Yates, now 21, clearly has riding skills, but putting together a full season of racing at the front on a 1000cc machine – in two different classes – is a tough challenge for anyone, especially a young rider on a privateer team.

“I don’t think it matters which CBR1000RR he’s on,” said Hayes. “Either way, he’s probably going to have a pretty decent motorcycle. I’ve always believed that the Honda is capable, but there are a few things that are particular about the bike and if you can get the most out of them you can do good things with it.

“Watching Ashton ride, it’s clear he’s a Yates. He’s a bruiser with the machine. My memory of riding a Honda was you got from it what you asked of it. You could grind on it. The harder you tried, the more effort you put into it, the more performance you got in return from the Honda, which lends to Ashton well.

“Other machines have been a little bit different, in my experience. The Yamaha is from the tuning fork company. It is refinement, and you couldn’t force it. Sometimes you had to be nice to it and play with it the way it wanted to be played with to get it to go really fast. You couldn’t bend its will.

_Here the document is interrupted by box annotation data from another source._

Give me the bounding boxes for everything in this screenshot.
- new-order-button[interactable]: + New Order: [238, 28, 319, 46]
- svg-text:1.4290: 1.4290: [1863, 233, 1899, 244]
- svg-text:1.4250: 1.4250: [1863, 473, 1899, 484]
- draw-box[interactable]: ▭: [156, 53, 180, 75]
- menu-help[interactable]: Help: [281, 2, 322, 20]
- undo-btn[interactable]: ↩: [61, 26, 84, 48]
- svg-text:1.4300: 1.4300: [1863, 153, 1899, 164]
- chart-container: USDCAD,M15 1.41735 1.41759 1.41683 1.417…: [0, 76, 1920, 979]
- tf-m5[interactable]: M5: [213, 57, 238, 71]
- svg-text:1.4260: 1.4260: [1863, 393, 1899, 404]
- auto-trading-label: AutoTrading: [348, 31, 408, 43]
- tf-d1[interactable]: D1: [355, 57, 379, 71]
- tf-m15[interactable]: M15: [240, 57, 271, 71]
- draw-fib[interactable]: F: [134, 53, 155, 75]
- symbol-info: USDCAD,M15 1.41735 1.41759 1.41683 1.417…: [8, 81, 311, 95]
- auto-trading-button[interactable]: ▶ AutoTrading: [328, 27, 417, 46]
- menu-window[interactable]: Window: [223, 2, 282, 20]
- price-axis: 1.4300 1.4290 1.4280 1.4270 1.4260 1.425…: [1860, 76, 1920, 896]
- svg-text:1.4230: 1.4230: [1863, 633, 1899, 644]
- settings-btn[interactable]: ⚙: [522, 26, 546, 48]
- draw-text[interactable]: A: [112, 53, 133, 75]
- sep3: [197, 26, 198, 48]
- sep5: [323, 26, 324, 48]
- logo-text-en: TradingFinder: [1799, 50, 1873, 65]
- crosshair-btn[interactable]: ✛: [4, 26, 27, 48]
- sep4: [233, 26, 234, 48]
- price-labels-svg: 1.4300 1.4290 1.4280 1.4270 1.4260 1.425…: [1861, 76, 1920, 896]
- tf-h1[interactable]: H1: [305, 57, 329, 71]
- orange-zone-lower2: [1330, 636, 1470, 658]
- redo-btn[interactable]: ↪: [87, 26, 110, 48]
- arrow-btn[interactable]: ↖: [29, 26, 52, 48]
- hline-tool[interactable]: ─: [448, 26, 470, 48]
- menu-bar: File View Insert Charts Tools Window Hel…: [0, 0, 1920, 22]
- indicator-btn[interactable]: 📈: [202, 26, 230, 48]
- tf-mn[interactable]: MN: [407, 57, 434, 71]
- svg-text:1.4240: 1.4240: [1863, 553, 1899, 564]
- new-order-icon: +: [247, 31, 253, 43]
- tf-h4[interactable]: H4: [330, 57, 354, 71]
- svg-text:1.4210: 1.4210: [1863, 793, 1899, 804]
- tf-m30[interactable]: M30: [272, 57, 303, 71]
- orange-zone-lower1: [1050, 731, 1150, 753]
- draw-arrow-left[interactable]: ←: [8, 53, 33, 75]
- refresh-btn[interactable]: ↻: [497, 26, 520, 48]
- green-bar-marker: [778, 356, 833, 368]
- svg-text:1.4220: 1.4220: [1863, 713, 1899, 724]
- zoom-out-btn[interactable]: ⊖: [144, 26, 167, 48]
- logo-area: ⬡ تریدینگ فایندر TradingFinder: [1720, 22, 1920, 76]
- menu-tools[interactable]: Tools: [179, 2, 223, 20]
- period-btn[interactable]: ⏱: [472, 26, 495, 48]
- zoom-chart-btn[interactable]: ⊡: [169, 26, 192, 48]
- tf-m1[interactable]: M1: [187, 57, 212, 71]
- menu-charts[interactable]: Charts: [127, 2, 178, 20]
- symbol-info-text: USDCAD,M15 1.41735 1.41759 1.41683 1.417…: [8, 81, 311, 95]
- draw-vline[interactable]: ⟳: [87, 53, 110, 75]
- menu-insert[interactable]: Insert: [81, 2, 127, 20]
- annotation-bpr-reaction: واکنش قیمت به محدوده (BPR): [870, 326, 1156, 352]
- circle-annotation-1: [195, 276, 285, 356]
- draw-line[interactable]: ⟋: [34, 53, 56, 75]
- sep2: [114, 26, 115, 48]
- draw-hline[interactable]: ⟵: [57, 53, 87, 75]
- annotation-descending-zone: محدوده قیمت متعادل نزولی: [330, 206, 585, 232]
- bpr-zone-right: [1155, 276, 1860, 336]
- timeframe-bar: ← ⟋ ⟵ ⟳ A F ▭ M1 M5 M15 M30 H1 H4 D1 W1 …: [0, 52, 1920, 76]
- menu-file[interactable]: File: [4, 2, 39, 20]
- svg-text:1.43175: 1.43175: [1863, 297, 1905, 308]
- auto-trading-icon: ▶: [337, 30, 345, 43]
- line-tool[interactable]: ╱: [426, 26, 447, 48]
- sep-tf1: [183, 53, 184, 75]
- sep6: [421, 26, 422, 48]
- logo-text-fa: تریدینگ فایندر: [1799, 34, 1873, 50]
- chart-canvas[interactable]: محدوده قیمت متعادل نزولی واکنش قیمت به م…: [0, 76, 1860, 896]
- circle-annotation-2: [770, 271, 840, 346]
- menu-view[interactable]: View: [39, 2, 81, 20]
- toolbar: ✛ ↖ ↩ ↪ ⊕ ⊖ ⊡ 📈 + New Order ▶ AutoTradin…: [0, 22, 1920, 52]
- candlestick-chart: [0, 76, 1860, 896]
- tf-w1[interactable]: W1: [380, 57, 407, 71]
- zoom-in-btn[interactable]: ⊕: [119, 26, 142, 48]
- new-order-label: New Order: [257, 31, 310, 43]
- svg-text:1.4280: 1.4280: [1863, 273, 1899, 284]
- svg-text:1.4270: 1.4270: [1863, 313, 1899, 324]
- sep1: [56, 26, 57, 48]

“So, if that is still true to the DNA of the Honda it could work out quite well for him.

“But like I talked about with Kyle Wyman, there’s not a lot of Hondas being raced at a high level right now so there’s not a lot of information to draw from. And you’re looking at a young guy who may or may not know how to convey what he needs from the motorcycle to go faster and what he needs to work on as a rider and which is which. That’s a very difficult thing to learn and figure out.

“Guys like me got so much experience by riding endurance bikes for hours at a time that we shared with three other people. And that’s just one of the many different things that I went through during my career that helped me play this game and figure those things out that Ashton might not have available to him. His success in 2020 will be a matter of just how well he and his team play the game.”